After a yearly increase in usage of 17,000 percent, "selfie" was crowned 2013's Word of the Year by Oxford Dictionaries, following last year's winner "gif" and beating out the Miley Cyrus-endorsed "twerk," among others.

To win the title, a word (or expression) must have "attracted a great deal of interest during the year to date," and the drastic uptick in usage since 2012 pushed "selfie" into the winner's circle. Oxford even went so far as to investigate the earliest known usage of "selfie," which rather appropriately was taken in a state of inebriation. They said it first appeared in an Australian chat room in 2002. Here's how it went:

2002 ABC Online (forum posting) 13 Sept.
“Um, drunk at a mates 21st, I tripped ofer [sic] and landed lip first (with front teeth coming a very close second) on a set of steps. I had a hole about 1cm long right through my bottom lip. And sorry about the focus, it was a selfie.”

If you've ever checked a college student's Instagram account, you've likely seen many such similar drunken selfies—sorry, "drelfies"—so it's good to know the term is staying true to its roots.

Here's how Oxford's editorial director, Judy Pearsall, explained the selection: "Using the Oxford Dictionaries language research program, which collects around 150 million words of current English in use each month, we can see a phenomenal upward trend in the use of 'selfie' in 2013, and this helped to cement its selection as Word of the Year."

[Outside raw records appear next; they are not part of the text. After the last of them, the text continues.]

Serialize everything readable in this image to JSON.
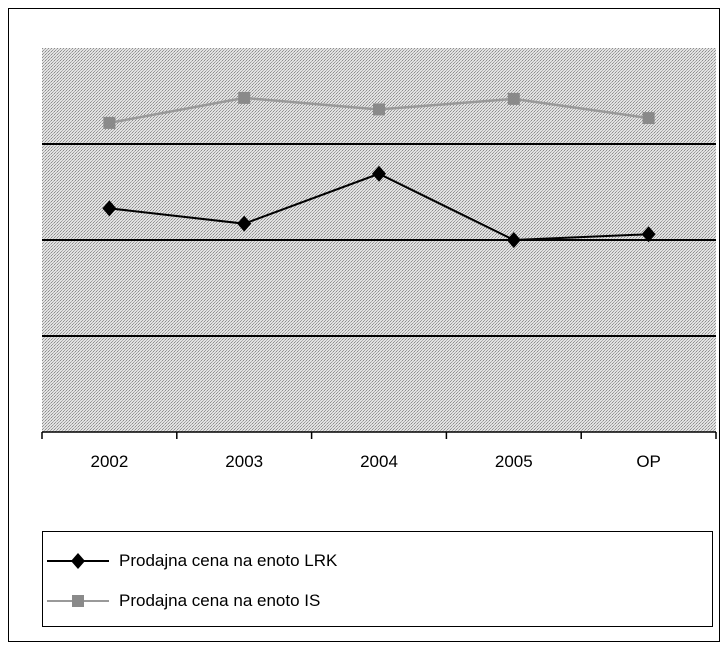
{
  "chart_data": {
    "type": "line",
    "categories": [
      "2002",
      "2003",
      "2004",
      "2005",
      "OP"
    ],
    "series": [
      {
        "name": "Prodajna cena na enoto LRK",
        "values": [
          2.33,
          2.17,
          2.69,
          2.0,
          2.06
        ],
        "color": "#000000",
        "marker": "diamond"
      },
      {
        "name": "Prodajna cena na enoto IS",
        "values": [
          3.22,
          3.48,
          3.36,
          3.47,
          3.27
        ],
        "color": "#999999",
        "marker": "square"
      }
    ],
    "ylim": [
      0,
      4
    ],
    "gridlines_y": [
      1,
      2,
      3
    ],
    "y_tick_labels": "none",
    "grid": true,
    "plot_background": "stippled gray",
    "legend_position": "bottom"
  }
}
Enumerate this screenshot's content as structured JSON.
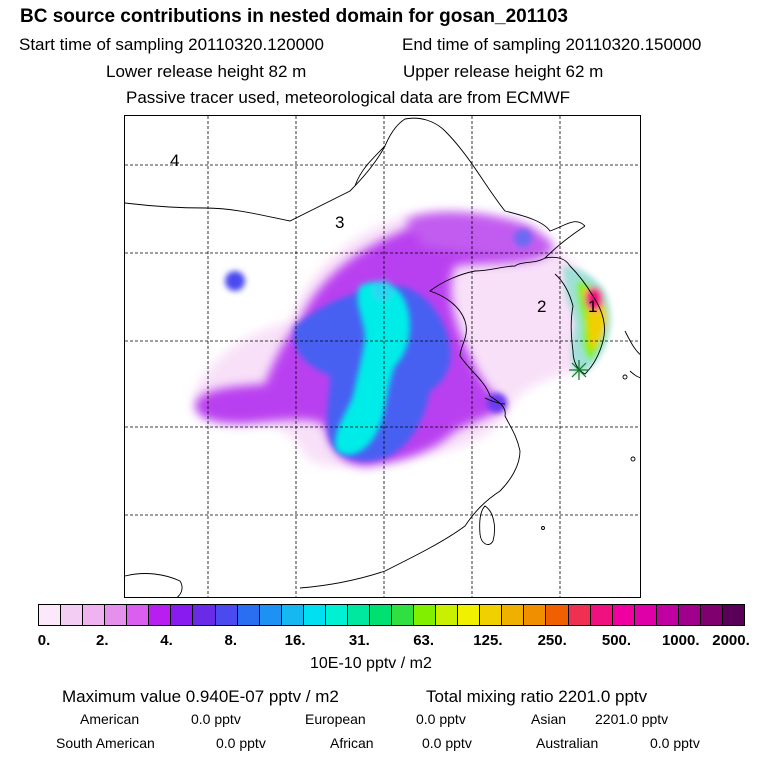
{
  "header": {
    "title": "BC  source contributions in nested domain for gosan_201103",
    "start_label": "Start time of sampling 20110320.120000",
    "end_label": "End time of sampling 20110320.150000",
    "lower_label": "Lower release height   82 m",
    "upper_label": "Upper release height   62 m",
    "tracer_label": "Passive tracer used, meteorological data are from ECMWF"
  },
  "map": {
    "region_labels": [
      "1",
      "2",
      "3",
      "4"
    ],
    "receptor_marker": "star-marker"
  },
  "colorbar": {
    "colors": [
      "#fbe8fb",
      "#f4cdf4",
      "#eeb3f0",
      "#e690ee",
      "#da5ff0",
      "#b81ef0",
      "#8a1bf0",
      "#6a2be8",
      "#4a4af0",
      "#2a6ef2",
      "#1e92f2",
      "#16b8f2",
      "#00e0f0",
      "#00f0d4",
      "#00e8a0",
      "#00e070",
      "#30e040",
      "#80f000",
      "#c8f000",
      "#f0f000",
      "#f0d000",
      "#f0b000",
      "#f09000",
      "#f06000",
      "#f03050",
      "#f01080",
      "#f000a0",
      "#e000a8",
      "#c000a0",
      "#a0008c",
      "#800070",
      "#5a0058"
    ],
    "tick_labels": [
      "0.",
      "2.",
      "4.",
      "8.",
      "16.",
      "31.",
      "63.",
      "125.",
      "250.",
      "500.",
      "1000.",
      "2000."
    ],
    "unit_label": "10E-10 pptv / m2"
  },
  "summary": {
    "max_value": "Maximum value  0.940E-07 pptv / m2",
    "total_mixing": "Total mixing ratio     2201.0 pptv",
    "american_label": "American",
    "american_value": "0.0 pptv",
    "european_label": "European",
    "european_value": "0.0 pptv",
    "asian_label": "Asian",
    "asian_value": "2201.0 pptv",
    "south_american_label": "South American",
    "south_american_value": "0.0 pptv",
    "african_label": "African",
    "african_value": "0.0 pptv",
    "australian_label": "Australian",
    "australian_value": "0.0 pptv"
  }
}
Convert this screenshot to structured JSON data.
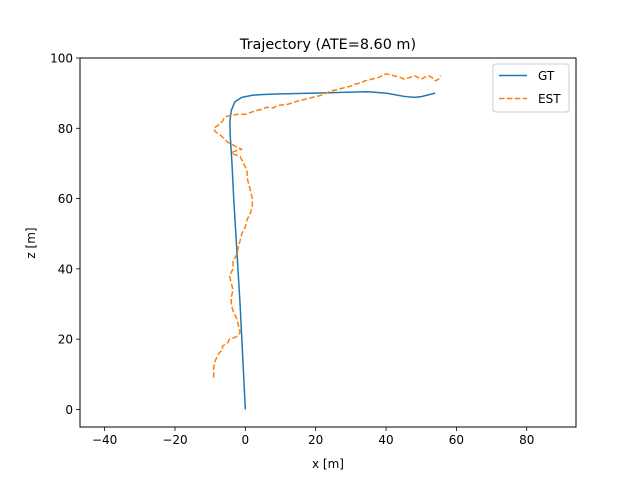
{
  "chart_data": {
    "type": "line",
    "title": "Trajectory (ATE=8.60 m)",
    "xlabel": "x [m]",
    "ylabel": "z [m]",
    "xlim": [
      -47,
      94
    ],
    "ylim": [
      -5,
      100
    ],
    "xticks": [
      -40,
      -20,
      0,
      20,
      40,
      60,
      80
    ],
    "yticks": [
      0,
      20,
      40,
      60,
      80,
      100
    ],
    "grid": false,
    "legend_position": "top-right",
    "series": [
      {
        "name": "GT",
        "color": "#1f77b4",
        "style": "solid",
        "points": [
          [
            0,
            0
          ],
          [
            -0.5,
            10
          ],
          [
            -1.0,
            20
          ],
          [
            -1.5,
            30
          ],
          [
            -2.1,
            40
          ],
          [
            -2.7,
            50
          ],
          [
            -3.3,
            60
          ],
          [
            -3.8,
            70
          ],
          [
            -4.3,
            78
          ],
          [
            -4.4,
            82
          ],
          [
            -4.0,
            85
          ],
          [
            -3.0,
            87.5
          ],
          [
            -1.0,
            88.8
          ],
          [
            2,
            89.4
          ],
          [
            5,
            89.6
          ],
          [
            10,
            89.8
          ],
          [
            20,
            90.0
          ],
          [
            30,
            90.3
          ],
          [
            35,
            90.4
          ],
          [
            40,
            90.0
          ],
          [
            45,
            89.1
          ],
          [
            48,
            88.8
          ],
          [
            50,
            89.0
          ],
          [
            52,
            89.5
          ],
          [
            54,
            90.0
          ]
        ]
      },
      {
        "name": "EST",
        "color": "#ff7f0e",
        "style": "dashed",
        "points": [
          [
            -9,
            9
          ],
          [
            -9,
            12
          ],
          [
            -8.5,
            14
          ],
          [
            -7.5,
            16
          ],
          [
            -6.5,
            17
          ],
          [
            -6.5,
            18
          ],
          [
            -5,
            19
          ],
          [
            -4.5,
            20
          ],
          [
            -3,
            20.5
          ],
          [
            -2,
            21
          ],
          [
            -1.5,
            22
          ],
          [
            -2,
            24
          ],
          [
            -2.5,
            26
          ],
          [
            -3.5,
            28
          ],
          [
            -4,
            30
          ],
          [
            -4,
            32
          ],
          [
            -3.5,
            34
          ],
          [
            -4,
            36
          ],
          [
            -4.5,
            38
          ],
          [
            -3.5,
            40
          ],
          [
            -3.5,
            42
          ],
          [
            -2.5,
            44
          ],
          [
            -2,
            46
          ],
          [
            -1.5,
            48
          ],
          [
            -1,
            50
          ],
          [
            0,
            52
          ],
          [
            0.5,
            54
          ],
          [
            1.5,
            56
          ],
          [
            2,
            58
          ],
          [
            2,
            60
          ],
          [
            1.5,
            62
          ],
          [
            1,
            64
          ],
          [
            0.5,
            66
          ],
          [
            0.5,
            68
          ],
          [
            -0.5,
            70
          ],
          [
            -1.5,
            72
          ],
          [
            -3,
            72.5
          ],
          [
            -4,
            73
          ],
          [
            -3,
            73.5
          ],
          [
            -1,
            74
          ],
          [
            -3,
            75
          ],
          [
            -5,
            76
          ],
          [
            -6,
            77
          ],
          [
            -7,
            78
          ],
          [
            -8.5,
            79
          ],
          [
            -9,
            80
          ],
          [
            -7.5,
            81
          ],
          [
            -6.5,
            82
          ],
          [
            -6,
            83
          ],
          [
            -5,
            83.5
          ],
          [
            -2,
            84
          ],
          [
            0,
            84
          ],
          [
            3,
            85
          ],
          [
            5,
            85.5
          ],
          [
            6,
            86
          ],
          [
            8,
            85.8
          ],
          [
            9,
            86.5
          ],
          [
            12,
            86.8
          ],
          [
            14,
            87.5
          ],
          [
            16,
            88
          ],
          [
            18,
            88.5
          ],
          [
            20,
            89
          ],
          [
            22,
            89.5
          ],
          [
            24,
            90.5
          ],
          [
            26,
            91
          ],
          [
            28,
            91.5
          ],
          [
            30,
            92
          ],
          [
            31,
            92.5
          ],
          [
            33,
            93
          ],
          [
            34,
            93.5
          ],
          [
            36,
            94
          ],
          [
            38,
            94.5
          ],
          [
            39,
            95
          ],
          [
            40,
            95.5
          ],
          [
            42,
            95
          ],
          [
            44,
            94.5
          ],
          [
            45,
            94
          ],
          [
            47,
            94.5
          ],
          [
            48,
            95
          ],
          [
            49,
            94.5
          ],
          [
            50,
            94
          ],
          [
            51,
            94.5
          ],
          [
            52,
            95
          ],
          [
            53,
            94.5
          ],
          [
            54,
            93.5
          ],
          [
            55,
            94
          ],
          [
            55.5,
            95
          ]
        ]
      }
    ]
  }
}
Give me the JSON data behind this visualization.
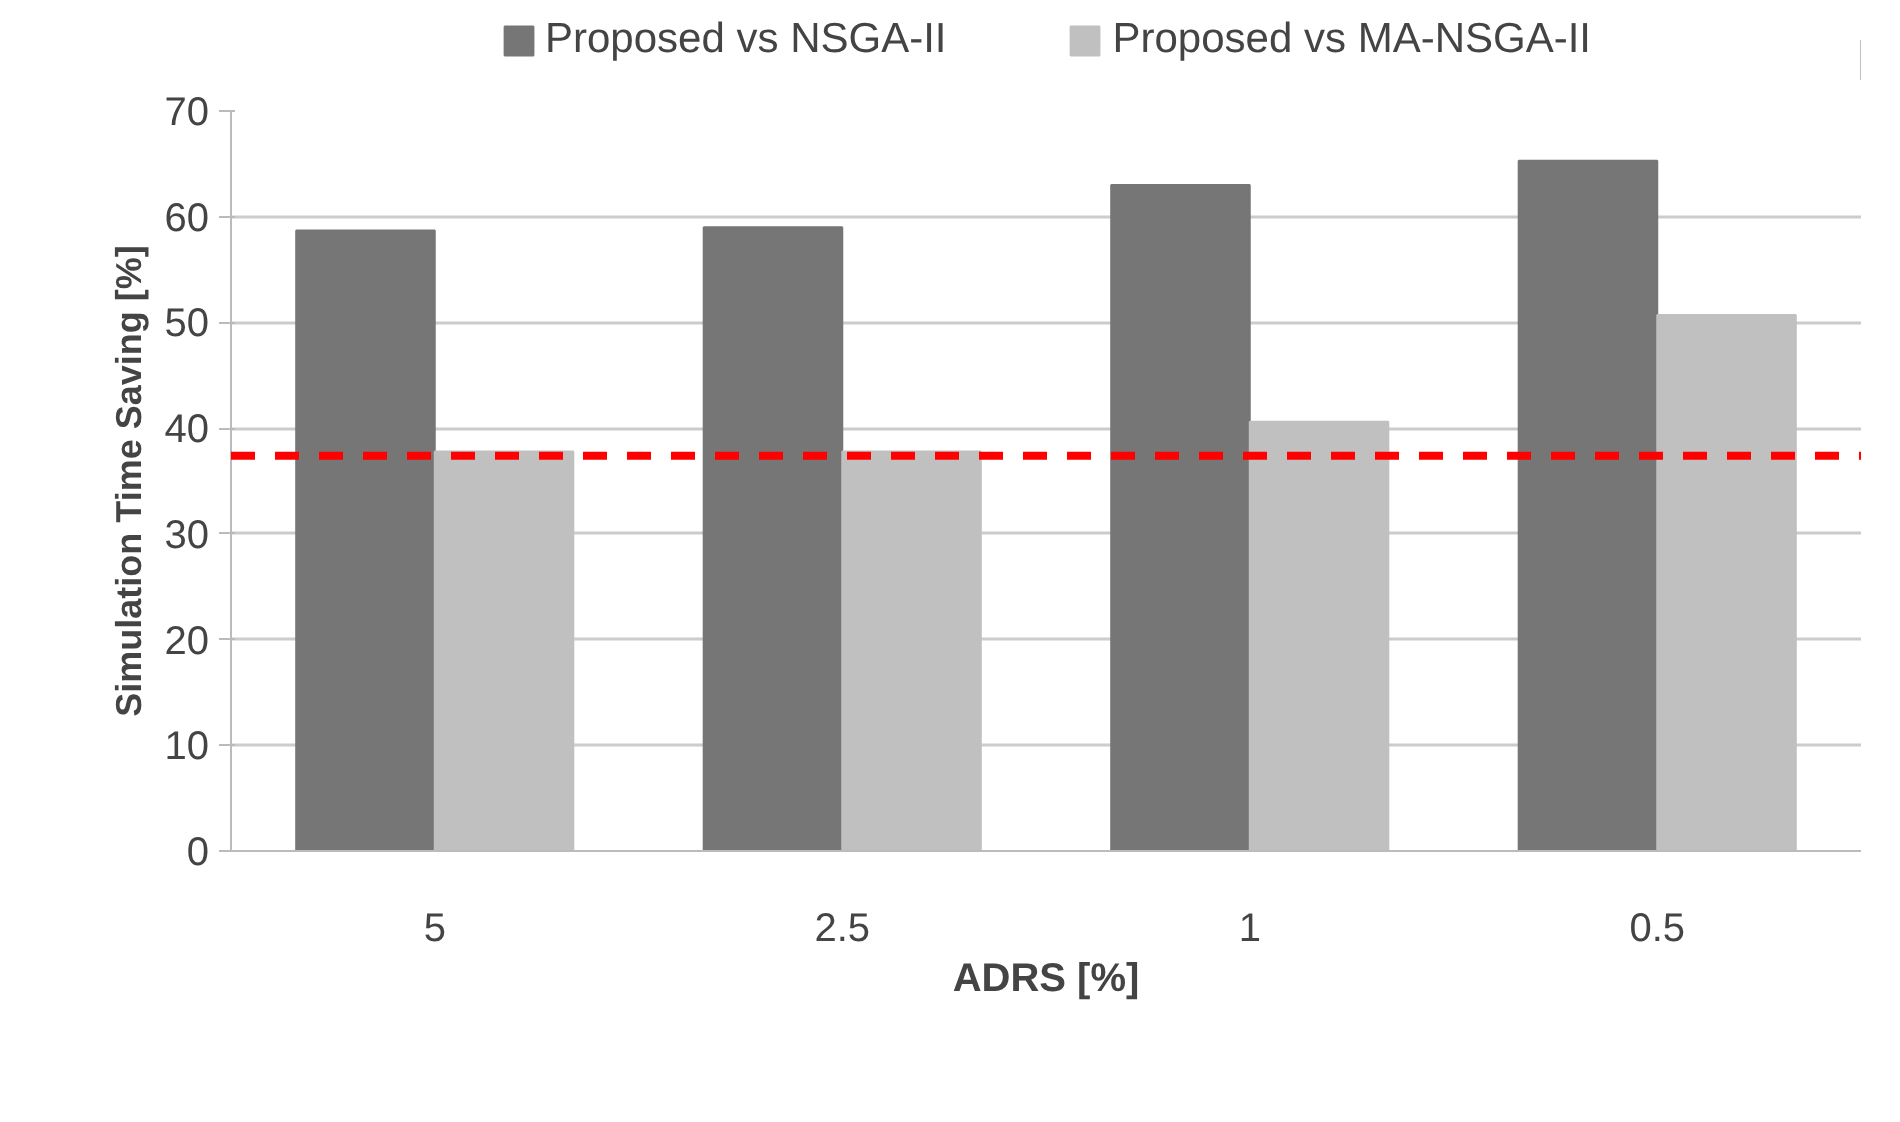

One word that didn't make this year's short list for Oxford's Word of the Year is recent winner of the Global Language Monitor Word of the Year, "404." The other finalists this year were:

  • bedroom tax
  • binge-watch
  • bitcoin
  • olinguito
  • schmeat
  • showrooming
  • twerk

Congratulations to all the other finalists, who would surely agree that the real honor is just to be nominated. No hard feelings, Miley.